Lauren Swift, head winemaker at Ash Ridge Winery, near Hastings, says while she has a lot of respect for those who have been in the world of wine for many years, it is necessary to think ahead.
"Young winemakers are the future of our wine industry.
"[But] I do not think you can re-invent the wheel, so there is merit in looking back on the old world history to look forward for New Zealand."
The 28-year-old grew up in Marlborough, which is where her interest in wine began.
She quickly moved to Hawke's Bay to begin her winemaking studies and, from there, landed a job at Ash Ridge Winery.
After only a few months, Swift was made head winemaker, and has been leading the charge for the past five years.
"I was thinking I have no idea what I'm going to be doing and I don't know if I know how to do all these things.
"I used to worry about others and what they may have been thinking, but now I feel I am doing a pretty good job."
A lot of winemakers did not speak to her when she first arrived on the scene, she said.
"I've been here for nearly five years now and people are just starting to acknowledge me and go, 'Ok, well, she's obviously going to stay here in the industry for a while, so maybe we should be nice and get to know her.'
"Hawke's Bay is very traditional, so they are not too into change."
Swift was part of a growing number of young, successful winemakers who were pushing boundaries and "thinking about things in their own way and doing things in a unique way", she said.
"The wine industry is a forever changing beast."
The younger generations also helped break down barriers between winemakers and viticulturists, who would often argue over where the wine was made, she said.
"I think we could definitely be the face of the new age of wine coming through."
Jordan Hogg, 31, who is the assistant winemaker at Seresin Estate in Marlborough, said there was a "second wave" of winemakers coming through to build on what the "old guard winemakers" established.
"They established wines like Marlborough sauvignon blanc, Hawke's Bay syrah, Central Otago pinot [noir], so it's our job – with the evolution of the industry – to continue pushing those boundaries.
"I'm very appreciative of all the winemakers I have worked with over the years...You pick up little bits and pieces along the way, and then you develop and put your own spin on things so you can have your own winemaking ideas, and not just follow what has been, but keep pushing forward and experimenting."

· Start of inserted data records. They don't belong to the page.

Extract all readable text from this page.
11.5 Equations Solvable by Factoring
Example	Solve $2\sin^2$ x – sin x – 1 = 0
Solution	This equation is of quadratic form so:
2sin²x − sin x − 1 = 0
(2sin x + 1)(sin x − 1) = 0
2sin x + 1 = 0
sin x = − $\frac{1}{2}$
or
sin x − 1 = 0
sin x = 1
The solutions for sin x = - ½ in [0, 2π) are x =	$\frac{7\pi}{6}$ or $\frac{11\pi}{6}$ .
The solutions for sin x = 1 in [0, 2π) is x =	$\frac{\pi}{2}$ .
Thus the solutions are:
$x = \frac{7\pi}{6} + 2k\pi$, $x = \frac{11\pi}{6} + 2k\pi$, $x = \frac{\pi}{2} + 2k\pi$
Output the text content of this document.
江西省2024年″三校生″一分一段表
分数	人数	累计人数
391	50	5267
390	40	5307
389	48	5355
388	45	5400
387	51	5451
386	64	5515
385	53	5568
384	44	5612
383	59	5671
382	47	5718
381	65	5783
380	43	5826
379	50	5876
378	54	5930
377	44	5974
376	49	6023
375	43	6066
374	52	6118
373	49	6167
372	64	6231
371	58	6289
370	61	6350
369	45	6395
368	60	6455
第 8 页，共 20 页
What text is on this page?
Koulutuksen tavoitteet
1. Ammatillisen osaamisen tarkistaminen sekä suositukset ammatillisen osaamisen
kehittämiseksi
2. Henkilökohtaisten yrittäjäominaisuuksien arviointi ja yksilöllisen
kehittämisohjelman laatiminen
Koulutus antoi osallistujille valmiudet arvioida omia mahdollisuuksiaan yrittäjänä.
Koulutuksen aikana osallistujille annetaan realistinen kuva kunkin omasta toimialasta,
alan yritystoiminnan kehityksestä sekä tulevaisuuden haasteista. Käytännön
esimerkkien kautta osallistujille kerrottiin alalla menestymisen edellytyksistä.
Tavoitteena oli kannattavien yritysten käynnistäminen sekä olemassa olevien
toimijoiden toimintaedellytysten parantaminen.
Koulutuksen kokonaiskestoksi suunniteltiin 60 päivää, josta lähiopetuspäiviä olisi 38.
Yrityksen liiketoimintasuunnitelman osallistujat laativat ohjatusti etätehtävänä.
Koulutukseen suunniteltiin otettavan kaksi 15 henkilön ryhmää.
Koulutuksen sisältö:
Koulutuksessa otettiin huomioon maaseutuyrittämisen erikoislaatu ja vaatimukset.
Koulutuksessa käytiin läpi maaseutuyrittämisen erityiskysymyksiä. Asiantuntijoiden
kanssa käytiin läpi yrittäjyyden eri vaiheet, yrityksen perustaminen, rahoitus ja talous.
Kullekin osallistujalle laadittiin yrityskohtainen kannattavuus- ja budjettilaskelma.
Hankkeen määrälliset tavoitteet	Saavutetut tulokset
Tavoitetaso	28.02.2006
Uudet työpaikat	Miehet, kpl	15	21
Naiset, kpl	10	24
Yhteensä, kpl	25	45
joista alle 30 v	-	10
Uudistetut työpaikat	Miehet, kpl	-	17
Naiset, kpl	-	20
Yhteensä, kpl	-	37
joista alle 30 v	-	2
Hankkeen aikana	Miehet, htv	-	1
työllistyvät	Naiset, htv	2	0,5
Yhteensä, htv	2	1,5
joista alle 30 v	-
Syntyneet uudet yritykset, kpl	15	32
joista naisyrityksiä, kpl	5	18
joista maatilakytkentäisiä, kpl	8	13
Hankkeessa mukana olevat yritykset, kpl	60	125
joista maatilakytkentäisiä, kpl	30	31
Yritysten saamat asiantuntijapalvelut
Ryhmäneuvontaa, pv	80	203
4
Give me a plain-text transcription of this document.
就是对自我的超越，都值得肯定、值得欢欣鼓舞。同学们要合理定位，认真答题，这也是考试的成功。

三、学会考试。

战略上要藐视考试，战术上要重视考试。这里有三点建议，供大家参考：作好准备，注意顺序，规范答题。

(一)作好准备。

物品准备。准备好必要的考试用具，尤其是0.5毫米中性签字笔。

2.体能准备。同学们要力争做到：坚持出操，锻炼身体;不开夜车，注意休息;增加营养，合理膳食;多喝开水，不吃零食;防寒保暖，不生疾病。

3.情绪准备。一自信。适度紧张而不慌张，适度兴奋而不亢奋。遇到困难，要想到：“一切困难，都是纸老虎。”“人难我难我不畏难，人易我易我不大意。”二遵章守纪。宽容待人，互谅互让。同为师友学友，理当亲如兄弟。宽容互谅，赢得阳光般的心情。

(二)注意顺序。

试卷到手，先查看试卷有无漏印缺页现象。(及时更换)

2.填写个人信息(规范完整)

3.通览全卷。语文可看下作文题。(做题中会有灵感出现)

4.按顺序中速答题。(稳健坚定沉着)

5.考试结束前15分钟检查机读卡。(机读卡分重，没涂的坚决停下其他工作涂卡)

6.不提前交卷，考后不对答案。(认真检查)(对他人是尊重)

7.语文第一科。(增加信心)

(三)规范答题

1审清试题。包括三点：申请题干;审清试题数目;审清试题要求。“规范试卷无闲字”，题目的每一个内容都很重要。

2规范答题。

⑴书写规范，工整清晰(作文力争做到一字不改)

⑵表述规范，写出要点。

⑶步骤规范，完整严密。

Hogg was named Young Winemaker of the Year last year, while Swift was given the inaugural title in 2015.
Swift said the competition was important for young winemakers as it shone light on talent which otherwise may not have been expressed.
It also gave young winemakers a chance to take control of their own brand and profile, she said.
"Because, otherwise, what are you? The best kept secret?"
This year's national competition is being be held in Auckland on September 20, where two winners from the North Island competition (being held in Hawkes Bay on August 18), and two from the South Island competition (being held in Marlborough on August 25), will compete for the title.